Oggi, prima giornata delle Paralimpiadi di Tokyo 2020, è arrivata la prima medaglia per l’Italia: l’ha conquistata il nuotatore Francesco Bettella nei 100 metri dorso, categoria S1. Il padovano si è classificato al terzo posto dopo l’ucraino Anton Kol, argento, e l’israeliano Iyad Shalabi, sul più alto gradino del podio.
Per l’azzurro si tratta della terza vittoria paralimpica: a Rio de Janeiro, nel 2016, aveva vinto due argenti nei 50 e 100 metri dorso nella stessa categoria.
L’atleta veneto, tesserato presso l‘Associazione Sportiva Civitas Vitae Sport Education della città di Padova, soffre di una neuropatia genetica che lo ha reso tetraplegico. Nel 2004 Bettella ha iniziato la sua avventura tra le vasche della piscina grazie a suo padre, fisioterapista. Egli infatti vedeva in questa disciplina una cura efficace contro la sua malattia.
L’atleta azzurro si è appassionato così tanto al nuoto da riuscire ad entrare nella squadra Nazionale nel 2009, in occasione degli Europei a Reykjavik. E’ proprio durante questa competizione che ha dimostrato il suo grande talento, conquistando il posto in finale in tutte le competizioni di cui ha fatto parte.
Da allora, anno dopo anno, il padovano è stato in grado di raggiungere una serie di successi e medaglie, migliorando in ogni competizione le sue prestazioni in vasca.
Nella cerimonia di apertura avvenuta ieri, il tema verteva sull’avere ali che permettano di credere in un sogno e poter volare insieme ad esso.
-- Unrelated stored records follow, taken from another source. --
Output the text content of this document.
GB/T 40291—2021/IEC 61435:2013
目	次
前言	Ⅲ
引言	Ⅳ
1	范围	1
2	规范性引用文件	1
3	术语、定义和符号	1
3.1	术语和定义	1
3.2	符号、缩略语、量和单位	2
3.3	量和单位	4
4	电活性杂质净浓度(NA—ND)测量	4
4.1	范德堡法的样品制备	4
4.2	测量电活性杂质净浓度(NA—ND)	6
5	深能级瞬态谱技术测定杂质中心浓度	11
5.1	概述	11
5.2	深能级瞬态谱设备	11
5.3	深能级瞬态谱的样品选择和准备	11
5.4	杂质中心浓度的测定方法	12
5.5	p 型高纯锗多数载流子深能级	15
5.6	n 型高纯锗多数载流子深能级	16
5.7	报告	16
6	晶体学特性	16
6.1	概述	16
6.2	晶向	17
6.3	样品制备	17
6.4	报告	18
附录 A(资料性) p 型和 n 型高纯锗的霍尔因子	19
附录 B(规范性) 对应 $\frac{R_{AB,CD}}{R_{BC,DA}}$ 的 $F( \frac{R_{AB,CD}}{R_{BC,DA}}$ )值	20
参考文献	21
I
Francesco Bettella rappresenta a pieno questo concetto. Non solo infatti non si è mai arreso davanti propri ostacoli fisici, ma si è impegnato talmente tanto per realizzare un obiettivo – le competizioni di nuoto – da riuscire a diventare un atleta di livello mondiale.
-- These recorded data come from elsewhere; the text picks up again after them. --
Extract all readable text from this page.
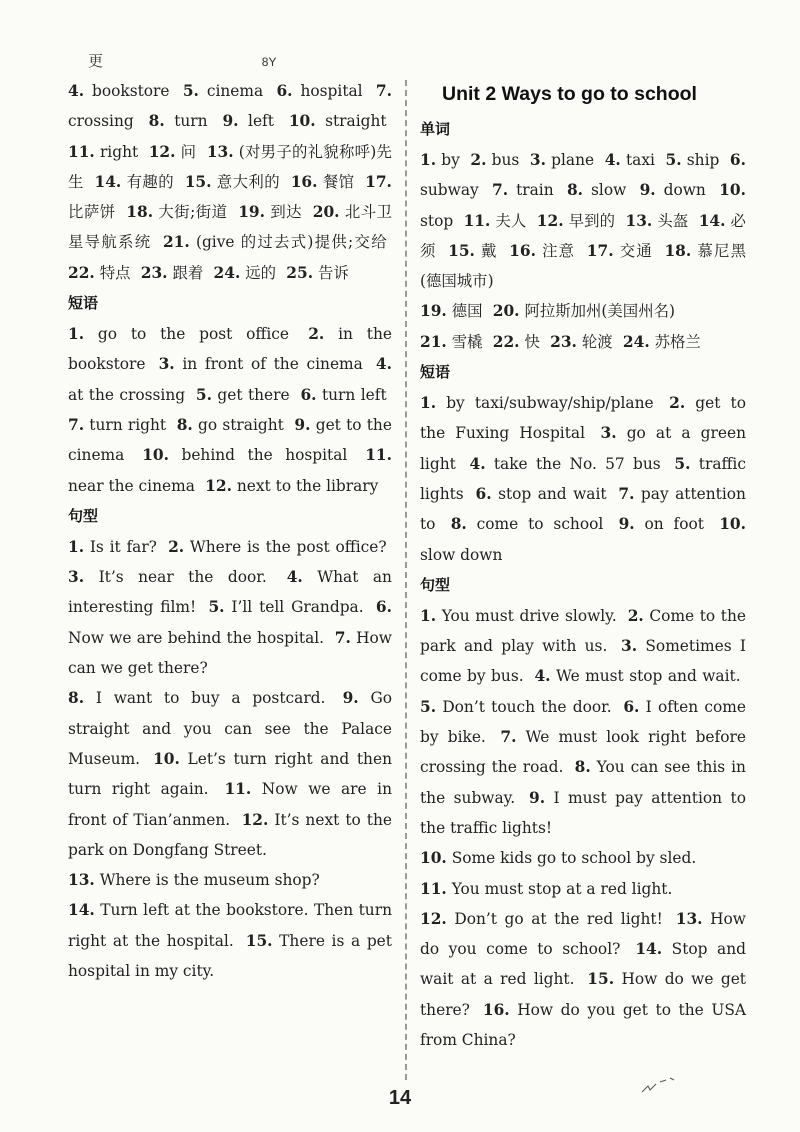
更	8Y

4. bookstore 5. cinema 6. hospital 7. crossing 8. turn 9. left 10. straight 11. right 12. 问 13. (对男子的礼貌称呼)先生 14. 有趣的 15. 意大利的 16. 餐馆 17. 比萨饼 18. 大街;街道 19. 到达 20. 北斗卫星导航系统 21. (give 的过去式)提供;交给 22. 特点 23. 跟着 24. 远的 25. 告诉

短语

1. go to the post office 2. in the bookstore 3. in front of the cinema 4. at the crossing 5. get there 6. turn left 7. turn right 8. go straight 9. get to the cinema 10. behind the hospital 11. near the cinema 12. next to the library

句型

1. Is it far? 2. Where is the post office? 3. It’s near the door. 4. What an interesting film! 5. I’ll tell Grandpa. 6. Now we are behind the hospital. 7. How can we get there?

8. I want to buy a postcard. 9. Go straight and you can see the Palace Museum. 10. Let’s turn right and then turn right again. 11. Now we are in front of Tian’anmen. 12. It’s next to the park on Dongfang Street.

13. Where is the museum shop?

14. Turn left at the bookstore. Then turn right at the hospital. 15. There is a pet hospital in my city.

Unit 2 Ways to go to school
单词

1. by 2. bus 3. plane 4. taxi 5. ship 6. subway 7. train 8. slow 9. down 10. stop 11. 夫人 12. 早到的 13. 头盔 14. 必须 15. 戴 16. 注意 17. 交通 18. 慕尼黑(德国城市)

19. 德国 20. 阿拉斯加州(美国州名)

21. 雪橇 22. 快 23. 轮渡 24. 苏格兰

短语

1. by taxi/subway/ship/plane 2. get to the Fuxing Hospital 3. go at a green light 4. take the No. 57 bus 5. traffic lights 6. stop and wait 7. pay attention to 8. come to school 9. on foot 10. slow down

句型

1. You must drive slowly. 2. Come to the park and play with us. 3. Sometimes I come by bus. 4. We must stop and wait. 5. Don’t touch the door. 6. I often come by bike. 7. We must look right before crossing the road. 8. You can see this in the subway. 9. I must pay attention to the traffic lights!

10. Some kids go to school by sled.

11. You must stop at a red light.

12. Don’t go at the red light! 13. How do you come to school? 14. Stop and wait at a red light. 15. How do we get there? 16. How do you get to the USA from China?

14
Mentre raggiungeva successi da una piscina a un’altra, in giro per il mondo, il campione padovano è riuscito a conseguire la laurea triennale in Ingegneria Meccanica presso l’Università della sua città.
Questo è l’esempio lampante di come l’atleta azzurro di origine veneta voglia rappresentare un esempio per le future generazioni, invogliandole non solo ad avvicinarsi allo sport paraolimpico, ma a realizzarsi anche in ogni settore che appassioni.
Così, Bettella ricorda a tutti noi quanto i limiti siano nella propria mente: i successi, invece, non conoscono confini.